Em virtude da grande relevância do tema para a arrecadação
dos estados, e da enxurrada de ações judiciais discutindo a questão, foi
reconhecida a repercussão geral do tema pelo Supremo Tribunal Federal, a fim de
uniformizar o entendimento judicial. O julgamento do mérito, entretanto, foi
iniciado apenas cinco anos depois.
O tema causa grande polêmica. Não é incomum que famílias com
alto poder aquisitivo criem estruturas legais para manutenção de seu patrimônio
no exterior. Entretanto, alguns contribuintes praticam ilegalidades por meio
delas, enviando patrimônio ao exterior, transferindo a herdeiros, e
posteriormente repatriando o capital, com o único intuito de evitar a
tributação brasileira (abuso de formas).
Do outro lado da moeda, há contribuintes que não praticaram
nenhuma ilegalidade, porém se veem obrigados a recolher um tributo instituído
por lei inconstitucional. É o caso de trabalhadores que migram temporariamente
ao Brasil, e nesse meio tempo recebem doações ou heranças as quais, na maior parte
das vezes, já são tributadas em seus países de origem.

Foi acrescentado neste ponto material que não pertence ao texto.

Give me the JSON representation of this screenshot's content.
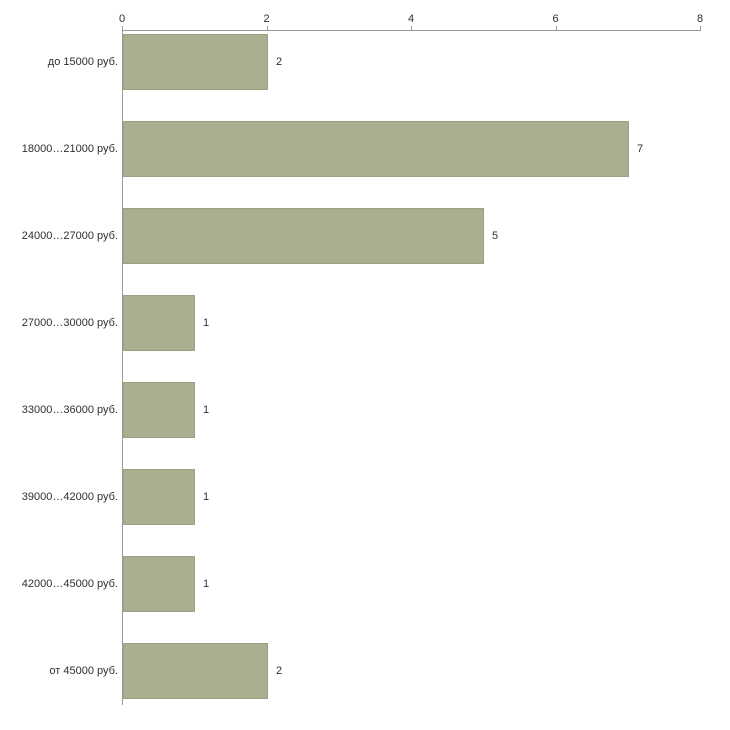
{
  "chart_data": {
    "type": "bar",
    "orientation": "horizontal",
    "title": "",
    "xlabel": "",
    "ylabel": "",
    "categories": [
      "до 15000 руб.",
      "18000…21000 руб.",
      "24000…27000 руб.",
      "27000…30000 руб.",
      "33000…36000 руб.",
      "39000…42000 руб.",
      "42000…45000 руб.",
      "от 45000 руб."
    ],
    "values": [
      2,
      7,
      5,
      1,
      1,
      1,
      1,
      2
    ],
    "value_labels": [
      "2",
      "7",
      "5",
      "1",
      "1",
      "1",
      "1",
      "2"
    ],
    "xlim": [
      0,
      8
    ],
    "x_ticks": [
      "0",
      "2",
      "4",
      "6",
      "8"
    ],
    "grid": false,
    "legend_position": "none",
    "bar_color": "#a9b092",
    "bar_border_color": "#9aa282",
    "axis_color": "#9a9a9a",
    "background_color": "#ffffff",
    "text_color": "#2f2f2f"
  }
}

Em seu voto, o Ministro Dias Toffoli (relator) sugeriu tese
de repercussão geral favorável aos contribuintes, propondo que é vedado aos
estados instituir o ITCMD nas hipóteses discutidas sem a existência de lei
complementar nacional. Contudo, também foi sugerida a modulação dos efeitos da
decisão apenas aos fatos geradores ocorridos após a publicação de acórdão.
A modulação busca evitar o grande impacto nos cofres
públicos estaduais: apenas em São Paulo, a perda seria de R$ 5 bilhões nos
próximos cinco anos. Entretanto, ela impacta negativamente todos os
contribuintes os quais já têm discussões em curso – apesar de ser reconhecida a
inconstitucionalidade das leis estaduais, o tributo ainda seria cobrado.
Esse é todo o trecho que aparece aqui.